傅則林走過去,順手把放在桌几上的煙盒收進口袋,「年紀輕輕的,把煙當飯餵?」
「我這不心煩?」江開攬了把濕發,視野開闊不少。
傅則林一陣好笑,「大爺,說這話前先摸摸自己良心,看它痛不痛。」
他一板一眼地數落起對方的罪狀,「這兩天,你要麼吃要麼睡,要麼就忙著談情說愛,端著救命恩人的身份趁火打劫,網上那些破事你有管過嗎?你看看我這黑眼圈,都是替你熬出來的。」
江開側過身,細細打量著他,半晌不咸不淡地說:「看樣子是老了些。辛苦了。」
「……滾吧。」
兩人沉默了會,江開說,「網上那些人說著要一個真相,可什麼是真相,無非就是他們想看到。」江開神色自若地捻滅煙,「既然他們想看,那就給他們看,到時候發條微博大方承認這事就行了。」
「承認什麼?棄賽這事幾億雙眼睛盯著,需要你承認?」傅則林眼尾淡淡掃過去,「你要想說承認你和阿盞的關係……」他頓住。
「嗯?」
傅則林一躁,修養全拋腦後,「承認個屁?你和她有什麼關係可以承認?男女朋友?你問問自己,你是嗎?」
「……」
靠。
沒法反駁。
嘲諷完,傅則林拍拍他的肩安慰道:「其實這事還沒到山窮水盡的地步,你說的對,是該把真相告訴大眾。」
既然棄賽事實已成定局,那就只能將輿論儘可能地往好的方向引導,讓大眾看清知南「棄賽」的苦衷,並不是網上添油加醋的「情到深處難自持」,而是「知南捨己救人」。
這招棋妙就妙在它由百分之百的實話構成——
知南確實是為了救人才放棄比賽,而當時的盛盞清也確實命懸一線。
只要將這事實放大,輿論自然會將焦點轉移到救人這件事上,而非抓著棄賽兩個字不放,算是最大程度上的補救。

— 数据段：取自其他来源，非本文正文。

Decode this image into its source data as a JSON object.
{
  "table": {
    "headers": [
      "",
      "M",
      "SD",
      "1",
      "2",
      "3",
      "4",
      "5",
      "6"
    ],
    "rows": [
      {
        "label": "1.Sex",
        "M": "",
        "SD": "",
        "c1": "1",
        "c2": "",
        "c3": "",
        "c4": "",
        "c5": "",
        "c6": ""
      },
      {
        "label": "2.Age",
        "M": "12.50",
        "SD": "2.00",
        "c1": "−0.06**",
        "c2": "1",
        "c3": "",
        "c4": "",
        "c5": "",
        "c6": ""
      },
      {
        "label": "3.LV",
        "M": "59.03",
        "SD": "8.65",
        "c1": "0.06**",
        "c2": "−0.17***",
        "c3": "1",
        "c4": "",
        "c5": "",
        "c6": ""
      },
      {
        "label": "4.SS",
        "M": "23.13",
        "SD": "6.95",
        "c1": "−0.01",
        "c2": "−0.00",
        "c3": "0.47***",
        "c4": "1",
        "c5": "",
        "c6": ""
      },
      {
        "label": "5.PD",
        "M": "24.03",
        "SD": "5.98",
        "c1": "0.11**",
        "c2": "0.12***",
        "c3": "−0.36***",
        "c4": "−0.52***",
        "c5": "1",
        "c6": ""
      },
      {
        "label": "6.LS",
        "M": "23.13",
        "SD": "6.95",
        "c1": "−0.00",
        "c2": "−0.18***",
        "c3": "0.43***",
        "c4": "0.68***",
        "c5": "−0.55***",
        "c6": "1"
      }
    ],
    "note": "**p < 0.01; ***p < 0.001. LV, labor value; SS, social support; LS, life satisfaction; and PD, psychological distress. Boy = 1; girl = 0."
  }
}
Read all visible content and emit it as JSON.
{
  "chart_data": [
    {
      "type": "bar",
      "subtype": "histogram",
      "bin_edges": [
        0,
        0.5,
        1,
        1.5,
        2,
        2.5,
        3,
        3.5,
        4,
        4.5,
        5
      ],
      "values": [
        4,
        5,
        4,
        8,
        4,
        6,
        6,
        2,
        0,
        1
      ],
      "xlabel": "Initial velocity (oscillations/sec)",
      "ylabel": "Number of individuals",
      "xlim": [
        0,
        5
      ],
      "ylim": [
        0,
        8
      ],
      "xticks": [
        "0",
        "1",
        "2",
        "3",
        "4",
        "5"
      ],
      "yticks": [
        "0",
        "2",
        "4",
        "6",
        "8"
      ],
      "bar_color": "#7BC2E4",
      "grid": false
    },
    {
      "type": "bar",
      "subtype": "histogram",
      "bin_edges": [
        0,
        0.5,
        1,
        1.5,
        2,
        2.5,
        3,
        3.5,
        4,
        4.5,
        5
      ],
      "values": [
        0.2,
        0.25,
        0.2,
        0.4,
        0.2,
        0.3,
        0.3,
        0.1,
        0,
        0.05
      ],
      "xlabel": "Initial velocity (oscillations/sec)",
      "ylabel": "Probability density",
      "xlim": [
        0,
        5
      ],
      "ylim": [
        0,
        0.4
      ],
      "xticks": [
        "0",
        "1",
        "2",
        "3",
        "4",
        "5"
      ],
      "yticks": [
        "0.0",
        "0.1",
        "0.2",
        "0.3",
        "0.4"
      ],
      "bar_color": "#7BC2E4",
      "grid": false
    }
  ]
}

但不管如何,盛盞清都會受到牽連。被扒出身份是小,最嚴重的是連Shadow這個名字都無法倖免於難。
江開對待阿盞比自己的前途都重視,傅則林拿不準主意,將自己的打算說出口後,迎來很長時間的沉默。
「你說呢?」他看向江開。
江開避開他的視線,瞥了眼黑沉天色,「到飯點了。」
「……」傅則林哭笑不得,語氣有些無奈,「這都到什麼節骨眼上了,我沒心情和你開玩笑,你和我說實話,到底怎麼想的。」
江開想起在醫院和許臨越的對話,扯起一個笑,「我想休息一段時間。」
傅則林一瞬不瞬地望著他,很明顯這人是認真的。